Tong Jiayi, Hu Jie, Hripcsak George, Ning Yang, Chen Yong
Department of Biostatistics, Epidemiology and Informatics, University of Pennsylvania, Philadelphia, PA 19104, USA.
Department of Biomedical Informatics, Columbia University, New York, NY 10027, USA.
J Mach Learn Res. 2025;26.
High-dimensional healthcare data, such as electronic health records (EHR) data and claims data, present two primary challenges due to the large number of variables and the need to consolidate data from multiple clinical sites. The third key challenge is the potential existence of heterogeneity in terms of covariate shift. In this paper, we propose a distributed learning algorithm accounting for covariate shift to estimate the average treatment effect (ATE) for high-dimensional data, named DisCo-HD. Leveraging the surrogate likelihood method, our method calibrates the estimates of the propensity score and outcome models to approximately attain the desired covariate balancing property, while accounting for the covariate shift across multiple clinical sites. We show that our distributed covariate balancing propensity score estimator can approximate the pooled estimator, which is obtained by pooling the data from multiple sites together. The proposed estimator remains consistent if either the propensity score model or the outcome regression model is correctly specified. The semiparametric efficiency bound is achieved when both the propensity score and the outcome models are correctly specified. We conduct simulation studies to demonstrate the performance of the proposed algorithm; additionally, we apply the algorithm to a real-world data set to present the readiness of implementation and validity.

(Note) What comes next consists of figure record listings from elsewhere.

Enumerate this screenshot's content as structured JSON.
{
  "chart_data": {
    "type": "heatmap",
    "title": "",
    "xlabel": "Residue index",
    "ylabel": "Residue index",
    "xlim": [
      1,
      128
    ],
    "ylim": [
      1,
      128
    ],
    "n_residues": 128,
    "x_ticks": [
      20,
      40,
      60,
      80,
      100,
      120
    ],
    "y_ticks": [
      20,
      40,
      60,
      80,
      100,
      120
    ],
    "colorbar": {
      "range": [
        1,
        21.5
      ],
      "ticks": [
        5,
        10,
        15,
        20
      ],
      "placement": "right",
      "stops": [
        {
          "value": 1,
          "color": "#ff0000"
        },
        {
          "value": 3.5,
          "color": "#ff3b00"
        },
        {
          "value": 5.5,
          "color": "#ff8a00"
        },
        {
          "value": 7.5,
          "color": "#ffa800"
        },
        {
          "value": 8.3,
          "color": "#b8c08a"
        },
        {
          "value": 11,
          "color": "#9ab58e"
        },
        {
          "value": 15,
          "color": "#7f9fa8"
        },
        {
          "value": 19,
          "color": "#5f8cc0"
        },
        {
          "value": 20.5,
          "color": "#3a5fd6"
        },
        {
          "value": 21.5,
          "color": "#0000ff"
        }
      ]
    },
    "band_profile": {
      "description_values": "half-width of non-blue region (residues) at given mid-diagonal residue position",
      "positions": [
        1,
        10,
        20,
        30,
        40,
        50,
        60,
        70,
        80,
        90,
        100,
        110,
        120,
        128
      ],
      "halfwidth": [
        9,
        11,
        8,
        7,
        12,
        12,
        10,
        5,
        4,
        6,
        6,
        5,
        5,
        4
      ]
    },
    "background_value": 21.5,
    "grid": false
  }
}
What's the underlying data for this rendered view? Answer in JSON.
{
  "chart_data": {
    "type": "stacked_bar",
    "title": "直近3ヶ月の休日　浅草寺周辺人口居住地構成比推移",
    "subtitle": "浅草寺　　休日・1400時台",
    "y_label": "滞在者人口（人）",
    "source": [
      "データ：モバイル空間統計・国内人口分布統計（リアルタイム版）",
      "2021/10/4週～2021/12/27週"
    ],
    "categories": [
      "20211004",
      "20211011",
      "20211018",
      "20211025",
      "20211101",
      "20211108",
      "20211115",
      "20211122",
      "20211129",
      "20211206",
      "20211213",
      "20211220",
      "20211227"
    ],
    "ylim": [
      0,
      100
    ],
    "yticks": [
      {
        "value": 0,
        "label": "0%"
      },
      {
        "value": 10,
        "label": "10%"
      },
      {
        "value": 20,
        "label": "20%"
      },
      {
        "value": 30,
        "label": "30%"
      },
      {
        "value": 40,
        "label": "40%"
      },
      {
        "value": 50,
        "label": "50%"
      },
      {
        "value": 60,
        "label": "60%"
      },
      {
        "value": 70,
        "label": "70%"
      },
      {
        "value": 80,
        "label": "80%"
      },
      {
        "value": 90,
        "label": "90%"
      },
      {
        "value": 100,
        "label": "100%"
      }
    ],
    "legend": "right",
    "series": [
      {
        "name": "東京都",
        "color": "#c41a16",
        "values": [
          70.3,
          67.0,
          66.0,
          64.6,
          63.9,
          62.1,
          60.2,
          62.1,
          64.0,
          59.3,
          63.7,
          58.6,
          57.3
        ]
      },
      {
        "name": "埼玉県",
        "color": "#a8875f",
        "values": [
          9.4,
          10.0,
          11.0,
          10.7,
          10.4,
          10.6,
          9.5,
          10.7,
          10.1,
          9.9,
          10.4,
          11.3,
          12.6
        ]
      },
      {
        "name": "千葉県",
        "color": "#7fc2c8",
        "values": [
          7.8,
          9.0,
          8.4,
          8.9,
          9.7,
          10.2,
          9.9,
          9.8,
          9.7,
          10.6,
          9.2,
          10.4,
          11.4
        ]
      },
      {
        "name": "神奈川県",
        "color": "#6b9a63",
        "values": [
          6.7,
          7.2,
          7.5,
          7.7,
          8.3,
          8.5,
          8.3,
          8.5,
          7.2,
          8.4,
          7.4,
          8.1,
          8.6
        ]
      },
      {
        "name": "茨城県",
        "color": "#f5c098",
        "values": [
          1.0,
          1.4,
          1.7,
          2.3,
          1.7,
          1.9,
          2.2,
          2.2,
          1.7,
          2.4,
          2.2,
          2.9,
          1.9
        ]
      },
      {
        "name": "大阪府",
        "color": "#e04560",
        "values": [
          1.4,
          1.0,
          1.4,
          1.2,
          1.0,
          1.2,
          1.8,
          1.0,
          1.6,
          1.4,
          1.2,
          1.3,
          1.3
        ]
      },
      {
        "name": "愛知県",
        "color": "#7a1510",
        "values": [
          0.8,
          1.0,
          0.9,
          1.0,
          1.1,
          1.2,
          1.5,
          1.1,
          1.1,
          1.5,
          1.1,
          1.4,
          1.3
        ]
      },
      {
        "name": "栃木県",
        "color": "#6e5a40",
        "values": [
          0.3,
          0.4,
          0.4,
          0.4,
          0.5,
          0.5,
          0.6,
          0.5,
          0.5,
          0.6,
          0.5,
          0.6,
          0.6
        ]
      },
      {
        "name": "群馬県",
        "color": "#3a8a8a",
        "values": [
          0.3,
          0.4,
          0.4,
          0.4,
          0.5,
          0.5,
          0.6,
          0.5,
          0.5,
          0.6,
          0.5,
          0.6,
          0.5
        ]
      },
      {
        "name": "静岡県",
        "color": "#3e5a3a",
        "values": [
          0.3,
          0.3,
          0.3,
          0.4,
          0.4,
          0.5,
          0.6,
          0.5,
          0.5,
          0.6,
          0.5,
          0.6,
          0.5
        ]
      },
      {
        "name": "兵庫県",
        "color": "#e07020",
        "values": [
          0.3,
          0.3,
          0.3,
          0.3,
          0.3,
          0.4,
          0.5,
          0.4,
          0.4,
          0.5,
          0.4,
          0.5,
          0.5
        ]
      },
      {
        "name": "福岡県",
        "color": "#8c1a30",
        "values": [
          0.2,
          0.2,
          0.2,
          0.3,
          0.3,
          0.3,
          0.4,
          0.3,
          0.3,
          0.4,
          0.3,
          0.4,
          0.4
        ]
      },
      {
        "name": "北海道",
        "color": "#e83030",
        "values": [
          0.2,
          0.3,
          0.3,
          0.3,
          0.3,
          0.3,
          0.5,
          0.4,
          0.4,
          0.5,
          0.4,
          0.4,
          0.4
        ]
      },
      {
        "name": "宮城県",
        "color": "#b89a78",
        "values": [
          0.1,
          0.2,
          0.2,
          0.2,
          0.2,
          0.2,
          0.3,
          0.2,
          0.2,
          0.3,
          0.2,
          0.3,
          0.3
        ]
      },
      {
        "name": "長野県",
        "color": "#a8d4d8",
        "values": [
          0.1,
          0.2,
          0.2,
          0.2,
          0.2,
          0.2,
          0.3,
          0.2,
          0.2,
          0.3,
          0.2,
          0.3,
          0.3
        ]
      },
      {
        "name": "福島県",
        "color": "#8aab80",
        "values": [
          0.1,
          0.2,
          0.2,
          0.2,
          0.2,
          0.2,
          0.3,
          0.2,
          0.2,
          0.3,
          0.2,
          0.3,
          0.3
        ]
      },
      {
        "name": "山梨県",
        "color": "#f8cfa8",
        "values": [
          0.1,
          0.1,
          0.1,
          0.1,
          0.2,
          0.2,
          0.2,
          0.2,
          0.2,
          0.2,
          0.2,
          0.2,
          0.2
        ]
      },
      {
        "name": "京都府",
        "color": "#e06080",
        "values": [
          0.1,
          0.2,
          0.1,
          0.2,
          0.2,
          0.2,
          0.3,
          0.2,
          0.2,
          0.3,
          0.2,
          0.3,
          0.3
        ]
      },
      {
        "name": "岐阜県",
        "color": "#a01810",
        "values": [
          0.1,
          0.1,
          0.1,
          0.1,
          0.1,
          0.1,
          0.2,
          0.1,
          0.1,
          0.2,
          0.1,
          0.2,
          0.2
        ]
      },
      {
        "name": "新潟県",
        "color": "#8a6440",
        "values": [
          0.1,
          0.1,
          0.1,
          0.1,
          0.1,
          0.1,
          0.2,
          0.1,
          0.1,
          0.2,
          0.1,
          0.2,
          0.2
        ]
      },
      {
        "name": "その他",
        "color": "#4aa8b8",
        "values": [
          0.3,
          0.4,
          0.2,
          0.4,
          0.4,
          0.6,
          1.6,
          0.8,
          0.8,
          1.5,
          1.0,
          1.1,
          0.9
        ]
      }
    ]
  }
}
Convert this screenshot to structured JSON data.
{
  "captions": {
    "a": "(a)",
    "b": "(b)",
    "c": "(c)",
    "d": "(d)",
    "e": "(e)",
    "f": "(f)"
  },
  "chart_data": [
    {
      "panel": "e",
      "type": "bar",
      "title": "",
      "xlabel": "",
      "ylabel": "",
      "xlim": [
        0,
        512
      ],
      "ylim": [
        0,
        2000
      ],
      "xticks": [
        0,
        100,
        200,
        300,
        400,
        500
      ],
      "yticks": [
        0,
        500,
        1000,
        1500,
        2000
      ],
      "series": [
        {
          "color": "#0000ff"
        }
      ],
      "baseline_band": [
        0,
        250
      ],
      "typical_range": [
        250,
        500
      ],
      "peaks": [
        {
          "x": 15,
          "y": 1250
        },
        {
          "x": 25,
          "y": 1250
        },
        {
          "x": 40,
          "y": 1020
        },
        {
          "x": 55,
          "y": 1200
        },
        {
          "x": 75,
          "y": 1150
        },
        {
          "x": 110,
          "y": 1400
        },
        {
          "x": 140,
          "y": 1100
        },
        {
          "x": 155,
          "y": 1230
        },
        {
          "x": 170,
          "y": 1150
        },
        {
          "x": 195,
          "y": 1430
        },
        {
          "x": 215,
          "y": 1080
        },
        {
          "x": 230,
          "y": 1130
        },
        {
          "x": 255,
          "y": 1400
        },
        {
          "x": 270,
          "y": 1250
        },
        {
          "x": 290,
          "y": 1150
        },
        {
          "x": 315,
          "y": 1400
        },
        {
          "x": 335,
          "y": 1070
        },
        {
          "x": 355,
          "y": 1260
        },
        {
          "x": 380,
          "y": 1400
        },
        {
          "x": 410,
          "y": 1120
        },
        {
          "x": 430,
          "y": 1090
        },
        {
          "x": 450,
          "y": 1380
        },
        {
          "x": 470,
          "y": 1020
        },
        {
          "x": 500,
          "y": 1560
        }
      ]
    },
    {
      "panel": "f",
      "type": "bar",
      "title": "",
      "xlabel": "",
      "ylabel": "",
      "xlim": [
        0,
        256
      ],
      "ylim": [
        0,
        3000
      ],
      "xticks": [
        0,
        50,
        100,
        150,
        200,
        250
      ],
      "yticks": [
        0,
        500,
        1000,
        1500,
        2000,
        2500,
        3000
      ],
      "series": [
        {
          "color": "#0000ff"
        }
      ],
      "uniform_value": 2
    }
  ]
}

高维医疗数据,如电子健康记录(EHR)数据和理赔数据,由于变量数量众多以及需要整合来自多个临床站点的数据,带来了两个主要挑战。第三个关键挑战是协变量转移方面可能存在的异质性。在本文中,我们提出了一种考虑协变量转移的分布式学习算法,用于估计高维数据的平均治疗效果(ATE),名为DisCo-HD。利用替代似然方法,我们的方法校准倾向得分和结果模型的估计值,以近似达到所需的协变量平衡特性,同时考虑多个临床站点之间的协变量转移。我们表明,我们的分布式协变量平衡倾向得分估计器可以近似通过将多个站点的数据集中在一起获得的合并估计器。如果倾向得分模型或结果回归模型被正确指定,所提出的估计器仍然是一致的。当倾向得分和结果模型都被正确指定时,可达到半参数效率界。我们进行模拟研究以证明所提出算法的性能;此外,我们将该算法应用于一个真实世界的数据集,以展示其实施的准备情况和有效性。